Pour les opérations à forts enjeux , telle que la régénération de certaines petites lignes ferroviaires nécessaire pour pallier le risque de suspension des circulations, les financeurs, dont l'État, ont pu abonder leurs participations respectives pour permettre la signature et l'engagement des conventions de financement ou la poursuite des chantiers en cours en cas de conventions existantes. Concernant la participation de l'État, des financements complémentaires ont pu être mobilisés pour combler ces surcoûts grâce aux crédits du plan de relance et au report de certaines opérations qui n'ont pas avancées au rythme prévu.

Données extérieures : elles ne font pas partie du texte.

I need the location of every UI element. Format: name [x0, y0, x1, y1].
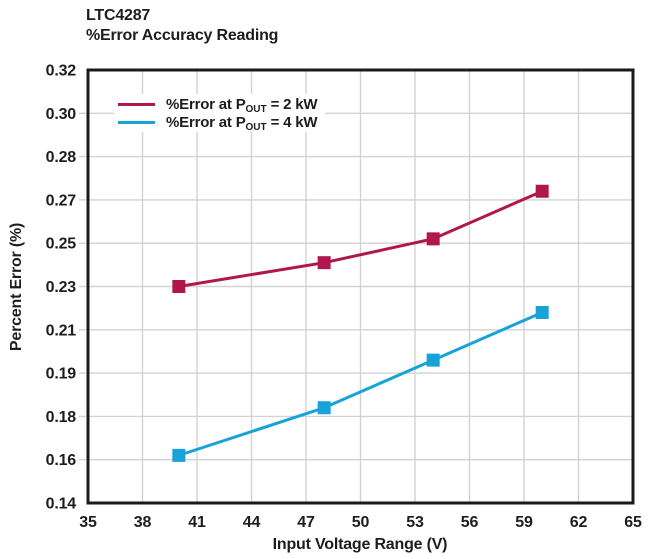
chart-title: LTC4287 %Error Accuracy Reading [86, 6, 278, 46]
x-tick-label: 35 [79, 514, 97, 531]
data-point-marker-pout-2kw [172, 280, 186, 293]
legend-line-swatch-pout-4kw [118, 120, 155, 124]
x-tick-label: 38 [134, 514, 152, 531]
x-tick-label: 65 [624, 514, 642, 531]
legend-line-swatch-pout-2kw [118, 102, 155, 106]
legend-label-pout-4kw: %Error at POUT = 4 kW [166, 113, 318, 133]
y-tick-label: 0.27 [46, 192, 77, 209]
grid-layer [79, 70, 633, 503]
chart-title-line2: %Error Accuracy Reading [86, 27, 279, 44]
x-tick-label: 50 [352, 514, 370, 531]
y-tick-label: 0.25 [46, 236, 77, 253]
y-tick-label: 0.23 [46, 279, 77, 296]
x-tick-label: 47 [297, 514, 315, 531]
y-tick-label: 0.18 [46, 409, 77, 426]
legend-label-pout-2kw: %Error at POUT = 2 kW [166, 95, 318, 115]
x-tick-label: 62 [570, 514, 588, 531]
data-point-marker-pout-4kw [535, 305, 549, 319]
y-tick-label: 0.16 [46, 452, 77, 469]
data-point-marker-pout-2kw [426, 232, 440, 246]
legend-item-pout-4kw: %Error at POUT = 4 kW [118, 113, 318, 133]
data-point-marker-pout-4kw [172, 448, 186, 462]
data-point-marker-pout-4kw [317, 401, 331, 415]
legend: %Error at POUT = 2 kW %Error at POUT = 4 … [114, 94, 326, 133]
y-tick-label: 0.14 [46, 496, 77, 513]
y-axis-title: Percent Error (%) [8, 223, 25, 351]
y-tick-label: 0.21 [46, 322, 77, 339]
y-tick-label: 0.28 [46, 149, 77, 166]
x-tick-label: 44 [243, 514, 261, 531]
legend-item-pout-2kw: %Error at POUT = 2 kW [118, 95, 318, 115]
data-point-marker-pout-4kw [426, 353, 440, 367]
legend-label-subscript: OUT [245, 121, 267, 133]
y-tick-label: 0.32 [46, 63, 77, 80]
series-layer [172, 184, 549, 462]
x-tick-label: 56 [461, 514, 479, 531]
plot-frame [86, 68, 635, 505]
data-point-marker-pout-2kw [317, 256, 331, 270]
x-axis-title: Input Voltage Range (V) [273, 536, 448, 553]
tick-label-layer: 35 38 41 44 47 50 53 56 59 62 65 0.32 0.30 0.28 0.27 0.… [46, 63, 643, 532]
x-tick-label: 59 [515, 514, 533, 531]
x-tick-label: 53 [406, 514, 424, 531]
series-line-pout-4kw [178, 311, 543, 457]
plot-frame-layer [86, 68, 635, 505]
chart-title-line1: LTC4287 [86, 7, 151, 24]
y-tick-label: 0.19 [46, 366, 77, 383]
series-line-pout-2kw [178, 189, 543, 288]
legend-label-subscript: OUT [245, 103, 267, 115]
x-tick-label: 41 [188, 514, 206, 531]
y-tick-label: 0.30 [46, 106, 77, 123]
data-point-marker-pout-2kw [535, 184, 549, 198]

Toutefois, la DGITM a signalé aux rapporteurs spéciaux qu'il n'était pas du tout garanti qu'une telle souplesse budgétaire puisse être mise en oeuvre en 2023 et au-delà .
Les rapporteurs considèrent que cette situation est particulièrement préoccupante. Le contexte d'inflation ne doit pas conduire à affaiblir davantage le financement des infrastructures de transport et la nouvelle trajectoire d'investissements pour la période 2023-2027 qui doit être présentée au Parlement après l'aboutissement des travaux du Conseil d'orientation des infrastructures (COI) devra nécessairement traiter cet enjeu majeur pour les années à venir.
* 11 Comment remettre la SNCF sur rail ? Modèle économique de la SNCF et du système ferroviaire : il est grand temps d'agir, Rapport d'information n° 570 (2021-2022) de MM. Hervé Maurey et Stéphane Sautarel, fait au nom de la commission des finances, 9 mars 2022.